A un dibattito al quale ho partecipato ieri, qui a Washington, il democratico Chris Van Hollen della Commissione del Senato per gli Stanziamenti, non solo ricordava che tutte le agenzie del’Intelligence americana avevano confermato le interferenze russe nelle elezioni del 2016: “hanno già lanciato l’allarme che si ripeteranno anche in quelle del 2020 se non faremo di più per rafforzare la nostra capacità di dissuasione”.
La Costituzione non è un libro di lettura ma il compasso di una nazione. Se qualcuno la viola, commette un reato. E’ dunque drammatico vedere la reazione del partito repubblicano. La forza politica che fu di Abramo Lincoln, Dwight Eisenhower, Ronald Reagan e George Bush (il padre) si è trasformata in un partito di estremisti sicofanti. Devin Nunes il deputato alla guida del manipolo di repubblicani nella Commissione per l’Intelligence, si rivolge agli interrogati fossero i colpevoli. Jim Jordan, altro repubblicano della commissione, accusa il partito democratico di “voler distruggere l’America” perché la leader Nancy Pelosi ha detto che Trump è un impostore. Jordan è come il turco Erdogan o l’egiziano al-Sisi che danno del terrorista ai loro oppositori. Qualche tempo fa gli fu chiesto se Trump avesse mai detto una bugia. “No”, aveva risposto. O Lou Dobbs che dalla CNN elogiava le porcherie di Wall Street che avrebbero portato alla crisi economica del 2007: ora su Fox sostiene che “Trump è uno dei più grandi presidenti di questo paese”, illumina la Casa Banca come luce del sole.

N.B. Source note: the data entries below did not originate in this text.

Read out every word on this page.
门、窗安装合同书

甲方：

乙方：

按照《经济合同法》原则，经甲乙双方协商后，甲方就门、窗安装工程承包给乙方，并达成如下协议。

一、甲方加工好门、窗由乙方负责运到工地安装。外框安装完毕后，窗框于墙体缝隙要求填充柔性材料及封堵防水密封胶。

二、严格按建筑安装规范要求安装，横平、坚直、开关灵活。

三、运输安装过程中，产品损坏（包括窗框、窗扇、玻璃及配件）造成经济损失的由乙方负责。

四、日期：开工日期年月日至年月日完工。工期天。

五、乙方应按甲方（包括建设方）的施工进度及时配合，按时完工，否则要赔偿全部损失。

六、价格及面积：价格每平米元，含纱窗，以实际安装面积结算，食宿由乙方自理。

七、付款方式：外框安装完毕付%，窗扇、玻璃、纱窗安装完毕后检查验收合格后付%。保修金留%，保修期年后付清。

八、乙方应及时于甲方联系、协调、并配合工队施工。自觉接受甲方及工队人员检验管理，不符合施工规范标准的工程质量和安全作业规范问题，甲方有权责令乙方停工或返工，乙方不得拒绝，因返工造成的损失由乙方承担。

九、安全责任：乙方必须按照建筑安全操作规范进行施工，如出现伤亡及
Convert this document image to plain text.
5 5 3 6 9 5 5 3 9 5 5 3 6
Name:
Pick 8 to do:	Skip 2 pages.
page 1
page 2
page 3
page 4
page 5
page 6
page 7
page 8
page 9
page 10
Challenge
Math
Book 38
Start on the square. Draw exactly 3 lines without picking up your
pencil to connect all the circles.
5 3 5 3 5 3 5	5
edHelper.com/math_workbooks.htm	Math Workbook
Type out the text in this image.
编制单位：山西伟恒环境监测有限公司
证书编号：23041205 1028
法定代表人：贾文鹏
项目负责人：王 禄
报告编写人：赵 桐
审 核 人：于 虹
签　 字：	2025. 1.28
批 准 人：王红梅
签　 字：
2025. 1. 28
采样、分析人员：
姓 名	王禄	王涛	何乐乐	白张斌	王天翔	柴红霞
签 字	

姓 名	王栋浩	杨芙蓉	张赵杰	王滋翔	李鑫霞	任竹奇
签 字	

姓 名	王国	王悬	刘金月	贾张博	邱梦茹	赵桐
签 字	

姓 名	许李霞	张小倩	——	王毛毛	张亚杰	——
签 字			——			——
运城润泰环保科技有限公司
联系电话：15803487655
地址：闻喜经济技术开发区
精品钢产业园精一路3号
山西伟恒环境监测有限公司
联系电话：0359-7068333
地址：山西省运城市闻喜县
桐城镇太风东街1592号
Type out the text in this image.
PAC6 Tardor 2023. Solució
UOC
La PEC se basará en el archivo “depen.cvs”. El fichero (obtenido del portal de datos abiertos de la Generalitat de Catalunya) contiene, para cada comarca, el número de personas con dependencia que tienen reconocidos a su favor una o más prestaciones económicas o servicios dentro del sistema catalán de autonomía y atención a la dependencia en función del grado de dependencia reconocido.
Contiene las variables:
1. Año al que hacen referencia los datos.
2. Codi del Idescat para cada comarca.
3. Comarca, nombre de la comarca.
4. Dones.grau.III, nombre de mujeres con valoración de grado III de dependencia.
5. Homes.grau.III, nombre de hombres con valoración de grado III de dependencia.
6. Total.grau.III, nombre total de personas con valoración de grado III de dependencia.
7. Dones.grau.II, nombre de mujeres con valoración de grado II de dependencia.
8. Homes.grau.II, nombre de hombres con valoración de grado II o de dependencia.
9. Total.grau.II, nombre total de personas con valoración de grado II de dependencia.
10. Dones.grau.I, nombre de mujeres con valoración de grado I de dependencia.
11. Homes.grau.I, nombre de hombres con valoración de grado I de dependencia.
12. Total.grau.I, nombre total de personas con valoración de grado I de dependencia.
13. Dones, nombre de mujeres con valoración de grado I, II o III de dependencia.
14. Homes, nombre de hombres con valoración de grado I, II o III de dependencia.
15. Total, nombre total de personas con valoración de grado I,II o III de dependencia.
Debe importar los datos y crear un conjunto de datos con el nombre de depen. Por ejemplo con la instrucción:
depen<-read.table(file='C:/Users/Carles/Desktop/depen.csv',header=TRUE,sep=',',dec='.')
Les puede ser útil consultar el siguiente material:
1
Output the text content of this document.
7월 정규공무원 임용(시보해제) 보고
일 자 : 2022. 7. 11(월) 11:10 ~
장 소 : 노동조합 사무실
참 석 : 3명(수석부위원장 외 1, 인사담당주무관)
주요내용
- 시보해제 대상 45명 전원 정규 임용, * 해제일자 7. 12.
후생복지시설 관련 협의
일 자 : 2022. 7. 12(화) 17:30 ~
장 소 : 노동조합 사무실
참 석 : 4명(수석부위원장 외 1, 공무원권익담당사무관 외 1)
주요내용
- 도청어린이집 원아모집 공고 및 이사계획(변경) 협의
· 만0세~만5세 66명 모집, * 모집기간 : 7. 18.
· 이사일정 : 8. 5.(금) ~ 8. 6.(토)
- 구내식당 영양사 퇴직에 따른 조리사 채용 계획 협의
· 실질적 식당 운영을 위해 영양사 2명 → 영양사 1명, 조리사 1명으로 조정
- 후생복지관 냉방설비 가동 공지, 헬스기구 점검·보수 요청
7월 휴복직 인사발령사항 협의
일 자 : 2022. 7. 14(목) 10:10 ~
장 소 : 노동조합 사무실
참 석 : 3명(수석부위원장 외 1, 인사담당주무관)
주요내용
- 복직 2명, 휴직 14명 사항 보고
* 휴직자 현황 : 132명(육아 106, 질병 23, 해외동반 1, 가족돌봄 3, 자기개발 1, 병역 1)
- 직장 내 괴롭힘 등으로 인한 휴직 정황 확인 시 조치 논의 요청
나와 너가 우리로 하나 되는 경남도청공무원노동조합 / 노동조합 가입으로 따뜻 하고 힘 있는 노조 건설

Leccapiedi probabilmente si nasce ma si può anche diventare. Quando fu la volta di Richard Nixon e del Watergate, nel 1974, i repubblicani non votarono per l’impeachment ma si astennero. Ora invece fanno quadrato attorno a Trump come fossero al “last stand” del generale Custer alla battaglia di Little Bighorn. Per quante prove e confessioni i democratici tirino fuori, i repubblicani voteranno contro. E per quanto evidente sia l’uso elettorale dell’interesse nazionale da parte del presidente, non ci sarà impeachment perché i democratici hanno la maggioranza alla Camera ma non in Senato.
I sondaggi dicono che gli americani non sono così interessati alla questione impeachment. Nancy Pelosi lo aveva capito e si era opposta ad avviare il processo. Lo ha fatto solo quando è scoppiato il caso ucraino. Ora è tempo che deputati e senatori tornino nei loro collegi a iniziare la campagna elettorale per il 2020: a offrire, insieme alle prove sull’immoralità di Trump, soluzioni per l’economia, il lavoro, la sanità.
“Pity the Nation”, scrisse Khalil Gibran, il grande poeta libanese diventato americano alla fine del XIX secolo. “Pietà per la nazione che acclama il bullo come eroe…Pietà per la nazione il cui governante è una volpe, il filosofo un giocoliere e la cui arte è l’arte del rattoppo e della parodia”.
P.s. – Mentre a Washington si susseguono le udienze sull’impeachment, a Gerusalemme Bibi Netanyahu viene incriminato per corruzione. Le due vicende sono speculari: per le idee estreme dei protagonisti, per l’intrinseca immoralità dei loro comportamenti pubblici, per la comune capacità di trasformare le prove contro di loro in teorie cospirative, e le loro teorie cospirative in verità. Nei loro scenari politici Trump e Bibi hanno drammaticamente abbassato la qualità della democrazia.